Ahora, y no antes, cuando audaces promotores de ladrillo, propietarios de suelo y administraciones liberalizadoras se concertaron para hacer realidad la canción "viviendo en mi casita de papel". A cambio de este anhelo, la juventud de este país se encuentra atrapada en lo mejor de la vida con un esfuerzo financiero insostenible -nada menos que el 57 por ciento del salario medio bruto, según el Banco de España- que le impide el acceso a otras tareas de la cultura, el ocio y el intercambio, colocándole ante los ojos una proposición perversa: tomar prestado dinero barato, con las consiguientes deducciones por la compra del piso, para concurrir en un mercado netamente alcista, entre otras razones, porque la vivienda protegida cayó 17 puntos en menos de diez años.
Al hilo de esta pasión inmobiliaria y este esfuerzo individual, parece oportuno traer a colación las advertencias de las instituciones financieras mundiales sobre el peso excesivo en el PIB de un sector que empieza a dar señales de cansancio, debido a que la demanda extranjera de segunda residencia reclama ya una buena práctica urbanística. Por ello, más valdría que el flamante Ministerio de Vivienda, en vez de marcar como objetivo la contención de precios, labor que no puede realizar por la escasez de competencias, se dedicara a desarrollar programas de vivienda protegida concertados con las ciudades y a la promoción de la calidad arquitectónica, y dejara al ministerio competente el impulso de una economía más sostenible, con una representación equilibrada del sector construcción.

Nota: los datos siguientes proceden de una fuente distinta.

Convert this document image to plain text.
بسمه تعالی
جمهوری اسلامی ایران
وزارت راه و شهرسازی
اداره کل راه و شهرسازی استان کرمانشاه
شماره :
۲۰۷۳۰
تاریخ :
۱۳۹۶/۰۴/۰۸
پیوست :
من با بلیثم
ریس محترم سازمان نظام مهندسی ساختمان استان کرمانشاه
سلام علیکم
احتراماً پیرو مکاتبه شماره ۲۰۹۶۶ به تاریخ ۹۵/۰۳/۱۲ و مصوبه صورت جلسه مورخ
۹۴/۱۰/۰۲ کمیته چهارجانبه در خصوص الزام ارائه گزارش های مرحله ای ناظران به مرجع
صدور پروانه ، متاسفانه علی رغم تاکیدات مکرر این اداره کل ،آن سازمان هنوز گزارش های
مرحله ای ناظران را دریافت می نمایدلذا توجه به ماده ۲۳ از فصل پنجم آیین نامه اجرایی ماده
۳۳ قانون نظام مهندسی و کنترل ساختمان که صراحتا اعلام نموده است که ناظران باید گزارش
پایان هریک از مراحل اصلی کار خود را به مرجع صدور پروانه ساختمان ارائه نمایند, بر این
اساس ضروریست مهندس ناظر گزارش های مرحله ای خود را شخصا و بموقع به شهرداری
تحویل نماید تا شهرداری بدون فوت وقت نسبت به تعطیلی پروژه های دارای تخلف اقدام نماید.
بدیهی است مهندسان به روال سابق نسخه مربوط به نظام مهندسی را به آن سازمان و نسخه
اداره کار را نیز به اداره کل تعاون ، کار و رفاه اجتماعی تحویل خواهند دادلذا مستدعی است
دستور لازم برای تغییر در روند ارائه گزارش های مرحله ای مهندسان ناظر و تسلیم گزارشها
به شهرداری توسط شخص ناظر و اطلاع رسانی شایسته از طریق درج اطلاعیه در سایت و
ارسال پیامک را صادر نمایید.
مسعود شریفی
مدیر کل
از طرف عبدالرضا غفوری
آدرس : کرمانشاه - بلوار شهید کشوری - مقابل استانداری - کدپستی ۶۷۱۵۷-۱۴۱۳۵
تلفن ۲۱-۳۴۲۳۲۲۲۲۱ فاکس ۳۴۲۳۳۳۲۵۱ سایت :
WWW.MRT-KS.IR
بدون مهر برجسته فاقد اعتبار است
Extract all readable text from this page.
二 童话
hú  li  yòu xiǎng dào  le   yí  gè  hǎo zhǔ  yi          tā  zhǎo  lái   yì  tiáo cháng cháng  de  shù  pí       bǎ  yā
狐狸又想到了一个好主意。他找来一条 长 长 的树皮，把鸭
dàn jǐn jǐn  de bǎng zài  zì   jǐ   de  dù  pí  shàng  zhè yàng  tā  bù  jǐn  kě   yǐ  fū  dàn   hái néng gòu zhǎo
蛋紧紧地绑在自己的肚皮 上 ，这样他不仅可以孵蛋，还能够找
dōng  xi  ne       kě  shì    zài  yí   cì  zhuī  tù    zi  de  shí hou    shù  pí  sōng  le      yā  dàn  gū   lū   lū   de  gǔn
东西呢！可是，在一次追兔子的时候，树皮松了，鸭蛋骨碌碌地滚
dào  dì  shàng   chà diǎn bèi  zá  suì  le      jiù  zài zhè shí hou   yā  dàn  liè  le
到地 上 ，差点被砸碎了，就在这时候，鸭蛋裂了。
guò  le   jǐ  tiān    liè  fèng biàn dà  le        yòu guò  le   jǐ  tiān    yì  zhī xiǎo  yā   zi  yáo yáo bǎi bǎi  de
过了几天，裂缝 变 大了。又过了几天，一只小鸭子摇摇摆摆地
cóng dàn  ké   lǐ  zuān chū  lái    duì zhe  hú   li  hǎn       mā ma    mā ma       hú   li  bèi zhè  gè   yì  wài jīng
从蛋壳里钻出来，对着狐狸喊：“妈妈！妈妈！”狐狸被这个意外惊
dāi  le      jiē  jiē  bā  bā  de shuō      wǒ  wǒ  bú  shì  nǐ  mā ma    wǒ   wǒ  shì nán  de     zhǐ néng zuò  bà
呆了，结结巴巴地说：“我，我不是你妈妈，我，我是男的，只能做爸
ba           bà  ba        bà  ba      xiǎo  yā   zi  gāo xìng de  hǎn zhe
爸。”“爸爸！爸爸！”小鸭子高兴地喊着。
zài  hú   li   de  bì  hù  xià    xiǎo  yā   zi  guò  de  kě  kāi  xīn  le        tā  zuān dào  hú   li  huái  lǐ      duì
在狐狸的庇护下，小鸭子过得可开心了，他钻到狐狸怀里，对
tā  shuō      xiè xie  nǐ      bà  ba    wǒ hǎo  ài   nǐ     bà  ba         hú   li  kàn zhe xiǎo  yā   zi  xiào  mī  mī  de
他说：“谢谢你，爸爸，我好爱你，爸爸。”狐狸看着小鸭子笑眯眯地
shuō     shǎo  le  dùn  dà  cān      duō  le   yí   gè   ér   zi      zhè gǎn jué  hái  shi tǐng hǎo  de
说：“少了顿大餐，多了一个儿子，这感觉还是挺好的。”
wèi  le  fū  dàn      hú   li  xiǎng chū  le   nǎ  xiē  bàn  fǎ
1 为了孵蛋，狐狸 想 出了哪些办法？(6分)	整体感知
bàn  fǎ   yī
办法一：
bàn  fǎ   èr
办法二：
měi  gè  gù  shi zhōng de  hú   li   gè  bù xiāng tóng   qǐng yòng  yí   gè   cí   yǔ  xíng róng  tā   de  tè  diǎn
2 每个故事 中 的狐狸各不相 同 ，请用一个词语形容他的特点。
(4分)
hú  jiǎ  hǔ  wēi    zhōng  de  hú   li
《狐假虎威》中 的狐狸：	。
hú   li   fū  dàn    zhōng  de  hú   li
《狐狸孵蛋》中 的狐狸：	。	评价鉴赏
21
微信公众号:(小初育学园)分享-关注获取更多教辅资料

Se impone repensar adónde conduce esta pauta, más que modelo, cuyo paradigma son los llamados PAU, basados en la ilimitada proliferación de inmuebles rodeados de inmensos espacios públicos, que no lugares, donde es difícil encontrar y conocer al vecino de enfrente, y que en muchos casos llevan consigo la destrucción del entorno medioambiental para luego reconstruirlo con planes y programas específicos. Conviene tener en cuenta que los costes de mantenimiento y servicios de las nuevas calles, plazas y jardines, así como los de reparación de los errores ocasionados por este patrón de crecimiento extensivo y fragmentario, suelen gravitar sobre las administraciones públicas, que tienen que acometer a posteriori costosas infraestructuras y equipamientos y que no van a seguir disponiendo indefinidamente de los fondos europeos que tanto han dado de sí. ¿Quién le echa las cuentas a todo esto? ¿Quién se hace responsable de las repercusiones económicas de tal euforia constructora?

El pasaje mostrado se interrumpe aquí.